Follow the steps below and following an illustration of the schistosomiasis cycle.

  1. Adult worms live inside the veins inside the liver. During mating, they travel to the veins of the intestinal wall, thus running the opposite way to blood flow.
  2. Once there, they separate and the female starts laying eggs (more than 1,000 a day) in small veins that are close to the wall of the large intestine. The eggs are lined up and each has a small lateral thorn. Each produces enzymes that pierce the intestinal wall and one by one are released into the light of the intestine.
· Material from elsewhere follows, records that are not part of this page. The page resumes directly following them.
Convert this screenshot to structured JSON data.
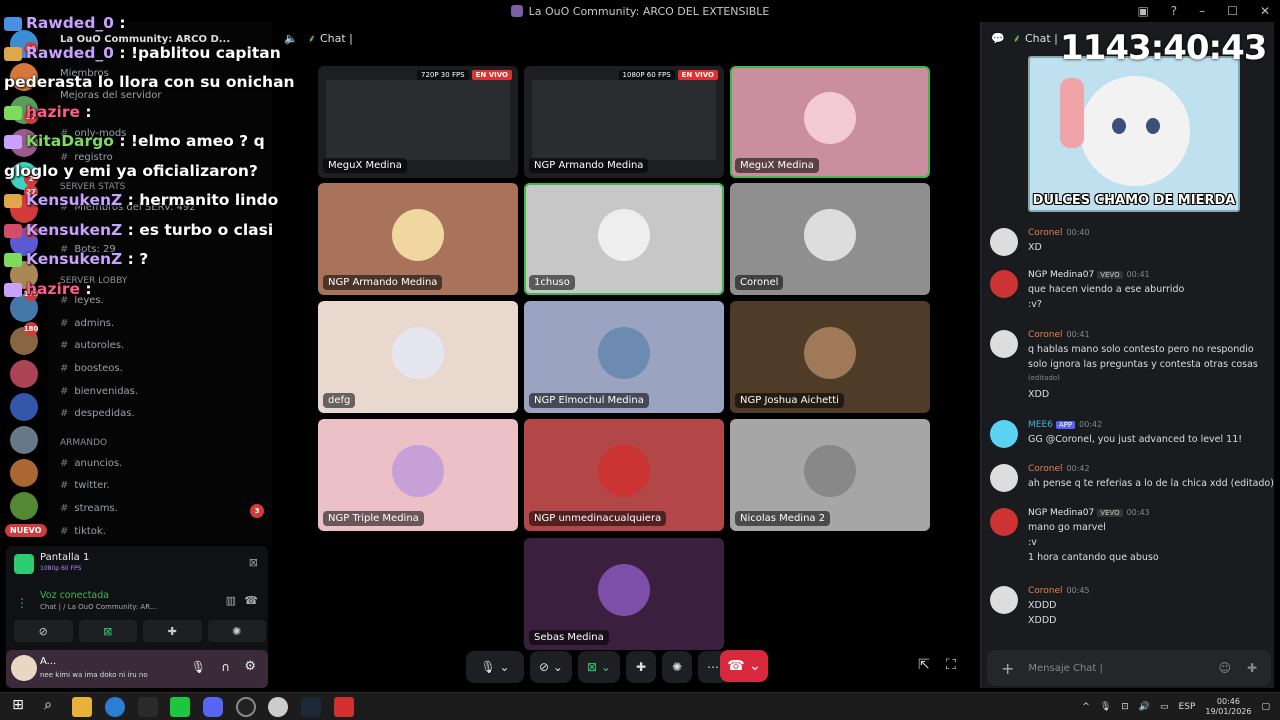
{
  "window": {
    "title": "La OuO Community: ARCO DEL EXTENSIBLE"
  },
  "overlay_chat": [
    {
      "user": "Rawded_0",
      "text": ":",
      "user_color": "#c9a2ff"
    },
    {
      "user": "Rawded_0",
      "text": ": !pablitou capitan",
      "user_color": "#c9a2ff"
    },
    {
      "user": "",
      "text": "pederasta lo llora con su onichan",
      "user_color": "#ffffff"
    },
    {
      "user": "hazire",
      "text": ":",
      "user_color": "#ff5c8a"
    },
    {
      "user": "KitaDargo",
      "text": ": !elmo ameo        ? q",
      "user_color": "#7ddc5d"
    },
    {
      "user": "",
      "text": "gloglo y emi ya oficializaron?",
      "user_color": "#ffffff"
    },
    {
      "user": "KensukenZ",
      "text": ": hermanito lindo",
      "user_color": "#c9a2ff"
    },
    {
      "user": "KensukenZ",
      "text": ": es turbo o clasi",
      "user_color": "#c9a2ff"
    },
    {
      "user": "KensukenZ",
      "text": ": ?",
      "user_color": "#c9a2ff"
    },
    {
      "user": "hazire",
      "text": ":",
      "user_color": "#ff5c8a"
    }
  ],
  "sidebar": {
    "server_name": "La OuO Community: ARCO D...",
    "items": [
      {
        "label": "Miembros",
        "kind": "text"
      },
      {
        "label": "Mejoras del servidor",
        "kind": "text"
      },
      {
        "label": "only-mods",
        "kind": "channel"
      },
      {
        "label": "registro",
        "kind": "channel"
      },
      {
        "label": "SERVER STATS",
        "kind": "category"
      },
      {
        "label": "Miembros del SERV: 492",
        "kind": "channel"
      },
      {
        "label": "Bots: 29",
        "kind": "channel"
      },
      {
        "label": "SERVER LOBBY",
        "kind": "category"
      },
      {
        "label": "leyes.",
        "kind": "channel"
      },
      {
        "label": "admins.",
        "kind": "channel"
      },
      {
        "label": "autoroles.",
        "kind": "channel"
      },
      {
        "label": "boosteos.",
        "kind": "channel"
      },
      {
        "label": "bienvenidas.",
        "kind": "channel"
      },
      {
        "label": "despedidas.",
        "kind": "channel"
      },
      {
        "label": "ARMANDO",
        "kind": "category"
      },
      {
        "label": "anuncios.",
        "kind": "channel"
      },
      {
        "label": "twitter.",
        "kind": "channel"
      },
      {
        "label": "streams.",
        "kind": "channel"
      },
      {
        "label": "tiktok.",
        "kind": "channel"
      }
    ],
    "rail_badges": [
      "62",
      "27",
      "2",
      "27",
      "18",
      "179",
      "180"
    ],
    "nuevo_label": "NUEVO",
    "streams_badge": "3"
  },
  "screenshare": {
    "title": "Pantalla 1",
    "quality": "1080p 60 FPS",
    "voice_status": "Voz conectada",
    "voice_channel": "Chat | / La OuO Community: AR..."
  },
  "user": {
    "name": "A...",
    "status": "nee kimi wa ima doko ni iru no"
  },
  "voice": {
    "channel_name": "Chat |"
  },
  "tiles": [
    {
      "name": "MeguX Medina",
      "live": true,
      "quality": "720P 30 FPS",
      "live_label": "EN VIVO",
      "bg": "#1d1e22"
    },
    {
      "name": "NGP Armando Medina",
      "live": true,
      "quality": "1080P 60 FPS",
      "live_label": "EN VIVO",
      "bg": "#1d1e22"
    },
    {
      "name": "MeguX Medina",
      "live": false,
      "bg": "#c98f9e"
    },
    {
      "name": "NGP Armando Medina",
      "live": false,
      "bg": "#a8735a"
    },
    {
      "name": "1chuso",
      "live": false,
      "bg": "#c7c7c7"
    },
    {
      "name": "Coronel",
      "live": false,
      "bg": "#8f8f8f"
    },
    {
      "name": "defg",
      "live": false,
      "bg": "#e8d8ce"
    },
    {
      "name": "NGP Elmochul Medina",
      "live": false,
      "bg": "#9aa3bf"
    },
    {
      "name": "NGP Joshua Aichetti",
      "live": false,
      "bg": "#4e3c28"
    },
    {
      "name": "NGP Triple Medina",
      "live": false,
      "bg": "#ebc0c6"
    },
    {
      "name": "NGP unmedinacualquiera",
      "live": false,
      "bg": "#b34748"
    },
    {
      "name": "Nicolas Medina 2",
      "live": false,
      "bg": "#a6a6a6"
    },
    {
      "name": "Sebas Medina",
      "live": false,
      "bg": "#3a1f3e"
    }
  ],
  "chat": {
    "header": "Chat |",
    "timer": "1143:40:43",
    "meme_caption": "DULCES CHAMO DE MIERDA",
    "input_placeholder": "Mensaje   Chat |",
    "messages": [
      {
        "user": "Coronel",
        "time": "00:40",
        "user_color": "#e67e52",
        "lines": [
          "XD"
        ]
      },
      {
        "user": "NGP Medina07",
        "time": "00:41",
        "user_color": "#e8e8e8",
        "tag": "VEVO",
        "lines": [
          "que hacen viendo a ese aburrido",
          ":v?"
        ]
      },
      {
        "user": "Coronel",
        "time": "00:41",
        "user_color": "#e67e52",
        "lines": [
          "q hablas mano solo contesto pero no respondio",
          "solo ignora las preguntas y contesta otras cosas",
          "(editado)",
          "XDD"
        ]
      },
      {
        "user": "MEE6",
        "time": "00:42",
        "user_color": "#43b3e0",
        "tag": "APP",
        "lines": [
          "GG @Coronel, you just advanced to level 11!"
        ]
      },
      {
        "user": "Coronel",
        "time": "00:42",
        "user_color": "#e67e52",
        "lines": [
          "ah pense q te referias a lo de la chica xdd (editado)"
        ]
      },
      {
        "user": "NGP Medina07",
        "time": "00:43",
        "user_color": "#e8e8e8",
        "tag": "VEVO",
        "lines": [
          "mano go marvel",
          ":v",
          "1 hora cantando que abuso"
        ]
      },
      {
        "user": "Coronel",
        "time": "00:45",
        "user_color": "#e67e52",
        "lines": [
          "XDDD",
          "XDDD"
        ]
      }
    ]
  },
  "taskbar": {
    "lang": "ESP",
    "time": "00:46",
    "date": "19/01/2026"
  }
}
  3. Mixed with the feces, they reach the external environment. Falling into the appropriate medium, such as ponds, dams and standing water dams, each egg breaks and releases a ciliated larva, the miracidium, which remains alive for only a few hours.
  4. To continue its life cycle, each miracide must penetrate a Biomphalaria snail. Inside the snail, it loses its eyelashes and goes through a cycle of asexual reproduction that generates, after 30 days, numerous forked-tailed larvae, cercariae.
  5. Each cercaria remains alive for 1 to 3 days. During this time, it needs to penetrate through one's skin through active movements and using digestive enzymes that make their way between the cells of the human skin. At the point of entry, itching is common. Reaching the blood, they are directed to their place of life.